Recommended Field Station Basics
We recommend a mobile 2 meter transceiver that can output 25 watts or more. A dual-band transceiver (2m/70cm) is preferred. We strongly recommend installing Anderson Powerpoles on the power cables, as this will allow you to connect to many other power supplies should your own fail. More information about Anderson Powerpoles can be found on the Resources main page.
It's up to you. Some operators prefer J-poles. Others like ground plane antennas better. High gain is great, but the main things you should be concerned about are how portable is it and how easily can you get it up. Use an omni-directional antenna rather than a directional one, though it may be handy to have both. Don't forget that you'll need a mast of some sort, and a base for the mast (these will be covered in separate articles). If you use coaxial cable (and you probably will), use high quality coax rather than inexpensive packages you may find at a hardware store. Coax is very lossy, and a long run of cheap coax may lose over 90% of your signal. Expect to need at least 25 feet of coax. If you want to keep your coax short, consider carrying more than one segment and have adaptors so that you can join them is you need something longer.
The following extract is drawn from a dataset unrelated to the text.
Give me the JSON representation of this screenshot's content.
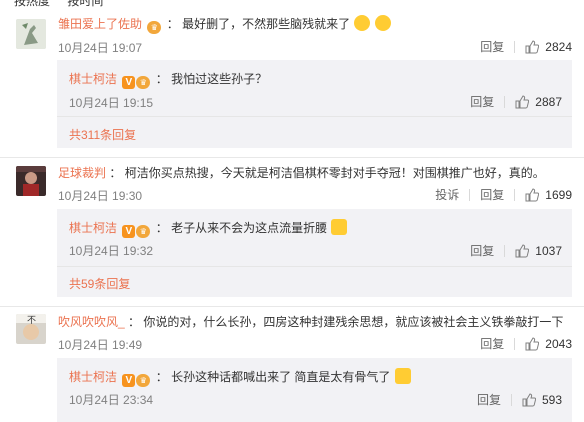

This is likely to be the most difficult element of your field station. Do not assume that there will be "emergency power" available at the site where you'll be deployed. You should plan on taking your own power source. The simplest thing that you can do is to take some batteries with you. You cannot count on being close enough to your vehicle to use it as a power source, and solar, wind, and water systems cannot supply you with bursts of power adequate enough to transmit. This is where an understanding of Ohm's Law comes in handy, as you will need to calculate how long your batteries will last at the power level you will be using to transmit. Some operators do fine with 7.5 ampere hour batteries, but they have to be very conservative with their transmission power levels. Others haul in more powerful batteries, but they are also considerably heavier. It's a trade-off between power and portability and you will have to determine what works best for you. Our only recommendation is that you use "communications" batteries, also know as UPS (Uninterruptable Power Supply) batteries. These are generally SLA (Sealed Lead-Acid) batteries. Do not use automotive batteries as they are not meant to be discharged to low levels.
We could fill pages and pages with accessory suggestions, but the very top item would be a headset (not earbuds). It will almost certainly be noisy wherever you deploy.